There is the Arduino DUE with an 84 MHz clock which may be the closest you can get with a regular microcontroller. You may be able to do something like buffer the input and process it afterwards, but it’s still right on the limit of possibility, I think.
This post may be interest: speed of analogRead
"Input capture" may be the way to go. Make your input signal digital (full 0 to 5V swing) and let it trigger the timer capture input. Read more about input capture in the controller data sheet.

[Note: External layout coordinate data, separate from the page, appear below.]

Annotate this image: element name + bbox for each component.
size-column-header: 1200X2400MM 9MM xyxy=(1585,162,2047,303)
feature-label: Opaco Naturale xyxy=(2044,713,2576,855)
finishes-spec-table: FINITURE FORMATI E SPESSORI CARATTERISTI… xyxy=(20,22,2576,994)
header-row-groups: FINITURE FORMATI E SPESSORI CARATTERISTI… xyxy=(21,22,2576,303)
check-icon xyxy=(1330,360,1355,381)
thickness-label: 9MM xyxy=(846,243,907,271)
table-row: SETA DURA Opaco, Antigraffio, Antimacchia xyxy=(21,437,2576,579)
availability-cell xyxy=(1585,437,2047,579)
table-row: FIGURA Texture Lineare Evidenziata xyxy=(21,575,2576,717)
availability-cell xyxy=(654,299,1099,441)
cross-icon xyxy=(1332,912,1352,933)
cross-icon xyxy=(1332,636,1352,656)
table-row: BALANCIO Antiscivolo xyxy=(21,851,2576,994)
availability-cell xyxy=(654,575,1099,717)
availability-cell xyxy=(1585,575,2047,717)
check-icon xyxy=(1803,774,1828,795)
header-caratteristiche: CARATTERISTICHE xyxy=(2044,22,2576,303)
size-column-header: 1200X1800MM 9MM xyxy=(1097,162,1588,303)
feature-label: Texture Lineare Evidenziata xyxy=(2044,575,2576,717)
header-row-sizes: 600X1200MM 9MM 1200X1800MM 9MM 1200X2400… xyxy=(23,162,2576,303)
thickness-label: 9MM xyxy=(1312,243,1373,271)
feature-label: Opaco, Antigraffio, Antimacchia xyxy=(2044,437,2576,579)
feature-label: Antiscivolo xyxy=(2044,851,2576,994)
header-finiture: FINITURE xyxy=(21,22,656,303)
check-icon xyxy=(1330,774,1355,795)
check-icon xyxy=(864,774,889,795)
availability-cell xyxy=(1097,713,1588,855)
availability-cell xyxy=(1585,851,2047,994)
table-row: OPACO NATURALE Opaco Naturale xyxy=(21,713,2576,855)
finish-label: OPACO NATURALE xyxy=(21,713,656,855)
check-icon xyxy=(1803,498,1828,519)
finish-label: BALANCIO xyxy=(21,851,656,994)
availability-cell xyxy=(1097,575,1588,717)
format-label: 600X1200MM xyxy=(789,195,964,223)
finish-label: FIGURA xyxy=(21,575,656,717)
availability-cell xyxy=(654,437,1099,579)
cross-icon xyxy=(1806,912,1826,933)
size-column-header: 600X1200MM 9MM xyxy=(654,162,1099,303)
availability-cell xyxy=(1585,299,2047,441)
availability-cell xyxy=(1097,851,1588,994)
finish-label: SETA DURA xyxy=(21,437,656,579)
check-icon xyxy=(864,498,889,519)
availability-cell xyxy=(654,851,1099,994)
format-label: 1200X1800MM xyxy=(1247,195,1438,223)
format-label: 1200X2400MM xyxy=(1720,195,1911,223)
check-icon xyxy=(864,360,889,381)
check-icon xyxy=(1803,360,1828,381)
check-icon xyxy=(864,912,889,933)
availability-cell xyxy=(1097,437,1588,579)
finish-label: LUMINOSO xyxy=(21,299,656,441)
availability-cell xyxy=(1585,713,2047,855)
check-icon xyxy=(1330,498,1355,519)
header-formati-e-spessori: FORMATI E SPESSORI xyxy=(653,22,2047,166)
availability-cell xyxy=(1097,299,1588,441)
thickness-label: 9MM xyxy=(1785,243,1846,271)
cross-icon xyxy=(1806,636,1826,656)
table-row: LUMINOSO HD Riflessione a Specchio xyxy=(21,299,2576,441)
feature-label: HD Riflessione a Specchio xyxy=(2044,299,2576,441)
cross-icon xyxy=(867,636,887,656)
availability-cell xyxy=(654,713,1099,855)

With a dedicated timer the timer clock can be the system clock, i.e. 16MHz typically.
On the UNO/Nano/Mini the Input Capture pin (ICP1) is Pin 8. This stores the current Timer/Counter1 count into the ICR register. I would use a PWM mode to pulse Pin 9 or Pin 10 (the two PWM pins on Timer/Counter 1. Then if your sensor triggers the ICP1 pin the ICR register will contain the transit time in 16ths of a microsecond. There is an ICR interrupt so you can capture the value and calculate a moving average.
Your friend should have also told you about the speed of sound being based on the density of the material. You can compute the density of your substance and compute the speed of sound based on that.
Paul
I think you can adopt this, just convert phase shift to speed.
https://mousa-simple-projects.blogspot.com/2017/12/power-factor-measurment-using-arduino_18.html
Input A TX signal, input B received signal.
How precise can you make the measurement, without input capture?
Different gate trigger levels also can result in a shift.
they are using nanoseconds, pulse with for 500mm wooden stick will be about 100 us = 100 000 ns.............. Why not to make pulses the same level ?
On LCD they have resolution 0.01deg, 1 deg @50HZ = 55us, 0.01 deg = 0.55us resolution.